To hold an HVAC device at a fixed mode, push an operation mode: heat, cool, or auto. The device’s own schedule is ignored until you release the hold. Use it for a manual override, a guest in the spare room, a skipped vacation week, or to drive the thermostat from your own logic.The companion command, follow_schedule, hands control back to the device’s native program. Together they form an open-and-close pair. The body is the canonical action envelope every device type shares: an action with a command and its parameters. See canonical actions.
Coming soon. Live control for HVAC devices. The sandbox environment runs the full thermostat command surface end to end, so the walkthrough below works against a sandbox device today. A live HVAC push returns 422 COMMAND_NOT_SUPPORTED until the live path opens.
Push auto with a comfort band. heatSetpoint and coolSetpoint are {value, unit} quantities in degrees Celsius, each bounded 10 to 35. The device heats below heatSetpoint and cools above coolSetpoint.

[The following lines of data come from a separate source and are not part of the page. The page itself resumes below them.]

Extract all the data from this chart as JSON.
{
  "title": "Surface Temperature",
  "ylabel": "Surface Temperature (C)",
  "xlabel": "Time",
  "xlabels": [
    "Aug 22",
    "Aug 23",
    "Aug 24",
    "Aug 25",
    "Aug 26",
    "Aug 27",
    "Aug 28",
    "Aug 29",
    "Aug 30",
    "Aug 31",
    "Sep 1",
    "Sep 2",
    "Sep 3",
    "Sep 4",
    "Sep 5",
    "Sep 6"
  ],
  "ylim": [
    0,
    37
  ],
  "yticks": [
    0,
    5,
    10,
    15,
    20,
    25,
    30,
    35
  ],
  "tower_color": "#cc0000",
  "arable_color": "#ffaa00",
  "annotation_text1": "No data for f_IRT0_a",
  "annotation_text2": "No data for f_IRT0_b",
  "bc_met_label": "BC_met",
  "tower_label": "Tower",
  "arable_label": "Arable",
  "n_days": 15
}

To pin a single temperature instead of a band, push heat or cool with a target. You get back 202 Accepted, wrapped in the standard envelope. Because this is an immediate push, the action begins life in acknowledged rather than scheduled.
When the override is no longer needed, hand control back to the device’s schedule. follow_schedule is a command in the same envelope and carries no parameters.
A follow-up read confirms the device is back on its own schedule.follow_schedule is immediate-only: its execution array is ["immediate"], so it takes neither start nor end. Releasing the schedule is something you do now, not something you defer. Supplying a start or end alongside it returns 422 EXECUTION_NOT_SUPPORTED.
Push another operation mode with new values to raise or lower the setpoints, or switch from a band to a single-temperature hold. The new write supersedes the previous one. No explicit cancel needed.
If a previous push is still being applied, you get 409 CONFLICT with the in-flight action ID. Add onConflict: "cancel_and_replace" to drop the in-flight action and run the new one. Thermostats declare only cancel_and_replace, so queue_after returns 422 STRATEGY_NOT_SUPPORTED. See the conflict cookbook page for resolution.
heat, cool, auto, and idle all map to one underlying operation: only one is active at a time, which is why pushing a new mode supersedes the old one and why onConflict governs an in-flight write. follow_schedule is a separate operation, so it cleanly relinquishes whatever mode was held. The whole flow is the canonical action model applied to a thermostat. The same read-pick-build-post loop drives a battery and an EV charger. See canonical actions and capabilities.